Conservation Easement Aims To Protect Black-Footed Ferrets

Aug 7, 2019

Credit Kimberly Fraser / USFWS via Attribution 2.0 Generic license.

Black-footed ferrets were once thought to be extinct, but that all changed when one was found on the Lazy BV Ranch outside of Meeteetse in the 1980s. What followed was a multi-decade effort to find, breed, and release a new population of North America's most endangered mammal back onto the land where it had been rediscovered.

Now under a conservation easement held by the Nature Conservancy, the ranch's 2,300 acres are restricted from ever being subdivided or developed.

The Nature Conservancy's Jim Luchsinger said both wildlife and the landowners win from this agreement.

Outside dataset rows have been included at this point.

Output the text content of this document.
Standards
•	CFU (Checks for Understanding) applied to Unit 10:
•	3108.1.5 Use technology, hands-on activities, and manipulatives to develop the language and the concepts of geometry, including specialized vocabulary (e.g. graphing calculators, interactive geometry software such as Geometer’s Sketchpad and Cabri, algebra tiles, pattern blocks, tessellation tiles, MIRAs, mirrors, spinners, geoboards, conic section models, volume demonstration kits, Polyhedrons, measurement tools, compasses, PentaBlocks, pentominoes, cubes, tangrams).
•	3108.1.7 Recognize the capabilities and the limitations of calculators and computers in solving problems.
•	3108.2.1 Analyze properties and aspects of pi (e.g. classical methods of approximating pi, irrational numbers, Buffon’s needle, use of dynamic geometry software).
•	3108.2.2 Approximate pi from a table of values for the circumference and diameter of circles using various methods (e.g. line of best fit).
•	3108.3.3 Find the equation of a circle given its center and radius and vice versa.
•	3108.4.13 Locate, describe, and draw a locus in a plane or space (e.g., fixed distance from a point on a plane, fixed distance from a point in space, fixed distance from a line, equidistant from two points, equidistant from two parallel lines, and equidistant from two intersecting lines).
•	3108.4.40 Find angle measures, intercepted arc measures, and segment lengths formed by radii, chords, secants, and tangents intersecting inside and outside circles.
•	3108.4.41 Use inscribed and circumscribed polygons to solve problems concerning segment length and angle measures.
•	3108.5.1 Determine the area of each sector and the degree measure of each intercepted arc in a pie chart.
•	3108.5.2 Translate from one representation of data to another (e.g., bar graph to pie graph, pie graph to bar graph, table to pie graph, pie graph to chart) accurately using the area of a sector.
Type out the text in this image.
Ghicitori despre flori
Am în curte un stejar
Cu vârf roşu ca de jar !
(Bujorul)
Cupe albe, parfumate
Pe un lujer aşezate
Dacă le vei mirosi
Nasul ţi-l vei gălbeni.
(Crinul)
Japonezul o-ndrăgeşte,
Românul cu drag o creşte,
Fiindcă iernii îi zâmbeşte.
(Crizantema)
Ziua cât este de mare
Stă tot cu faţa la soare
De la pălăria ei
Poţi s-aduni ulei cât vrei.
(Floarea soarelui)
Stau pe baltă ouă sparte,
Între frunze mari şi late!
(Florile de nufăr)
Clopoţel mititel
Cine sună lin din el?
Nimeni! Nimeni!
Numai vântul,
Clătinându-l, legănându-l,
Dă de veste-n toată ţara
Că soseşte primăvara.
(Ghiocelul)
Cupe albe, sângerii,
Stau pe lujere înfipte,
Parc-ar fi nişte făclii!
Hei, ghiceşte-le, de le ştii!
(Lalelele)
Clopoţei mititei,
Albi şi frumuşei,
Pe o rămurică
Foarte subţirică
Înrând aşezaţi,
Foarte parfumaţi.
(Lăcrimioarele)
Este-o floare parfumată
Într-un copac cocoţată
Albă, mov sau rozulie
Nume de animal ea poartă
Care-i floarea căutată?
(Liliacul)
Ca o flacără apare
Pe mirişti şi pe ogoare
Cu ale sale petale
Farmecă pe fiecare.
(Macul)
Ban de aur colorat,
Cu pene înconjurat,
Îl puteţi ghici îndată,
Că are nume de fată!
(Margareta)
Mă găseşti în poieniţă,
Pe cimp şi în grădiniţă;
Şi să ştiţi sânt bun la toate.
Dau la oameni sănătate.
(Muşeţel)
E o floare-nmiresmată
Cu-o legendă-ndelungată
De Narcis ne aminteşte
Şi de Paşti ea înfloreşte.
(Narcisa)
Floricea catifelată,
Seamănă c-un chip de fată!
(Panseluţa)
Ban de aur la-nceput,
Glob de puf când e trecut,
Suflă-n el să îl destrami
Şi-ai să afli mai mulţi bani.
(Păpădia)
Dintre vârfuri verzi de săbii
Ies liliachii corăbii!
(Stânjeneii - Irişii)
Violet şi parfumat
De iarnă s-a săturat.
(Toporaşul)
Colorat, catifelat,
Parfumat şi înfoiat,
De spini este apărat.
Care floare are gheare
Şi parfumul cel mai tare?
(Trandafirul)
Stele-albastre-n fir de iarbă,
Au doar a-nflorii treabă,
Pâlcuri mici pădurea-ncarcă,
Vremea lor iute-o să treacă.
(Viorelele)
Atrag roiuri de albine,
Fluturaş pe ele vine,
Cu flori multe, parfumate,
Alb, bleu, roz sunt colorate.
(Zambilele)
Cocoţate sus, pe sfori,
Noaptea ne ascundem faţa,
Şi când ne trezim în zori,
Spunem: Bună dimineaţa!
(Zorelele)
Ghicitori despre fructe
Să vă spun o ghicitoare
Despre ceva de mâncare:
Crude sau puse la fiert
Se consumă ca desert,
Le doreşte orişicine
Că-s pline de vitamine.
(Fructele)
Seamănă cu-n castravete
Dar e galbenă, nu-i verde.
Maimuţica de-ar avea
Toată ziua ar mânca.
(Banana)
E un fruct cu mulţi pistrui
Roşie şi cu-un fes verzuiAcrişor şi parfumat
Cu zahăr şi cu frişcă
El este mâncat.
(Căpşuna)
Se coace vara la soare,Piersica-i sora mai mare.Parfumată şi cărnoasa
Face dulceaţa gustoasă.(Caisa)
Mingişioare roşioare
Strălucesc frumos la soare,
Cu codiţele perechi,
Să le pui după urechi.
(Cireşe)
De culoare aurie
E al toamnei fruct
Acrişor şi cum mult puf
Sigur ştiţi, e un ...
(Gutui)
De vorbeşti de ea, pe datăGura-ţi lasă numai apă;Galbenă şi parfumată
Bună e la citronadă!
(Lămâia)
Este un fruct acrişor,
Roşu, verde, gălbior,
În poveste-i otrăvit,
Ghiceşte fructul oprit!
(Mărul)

"This has been a dream of theirs to protect this property," he said. "It was a dream of theirs to bring ferrets back to this property. And the Nature Conservancy was glad to play a part in helping them realize that dream.

The Smithsonian estimates there are now 300 to 400 black-footed ferrets in the wild today, all of them descended from seven ferrets found in 1986.

Luchsinger added the easement joins others of its kind in the region.

"You know it really provides a pretty significant network of parcels in the upper Greybull River area that are assured of being under agricultural production and conservation protection in perpetuity," he said.

The land is also home to greater sage-grouse, mule deer, antelope, and Yellowstone cutthroat trout.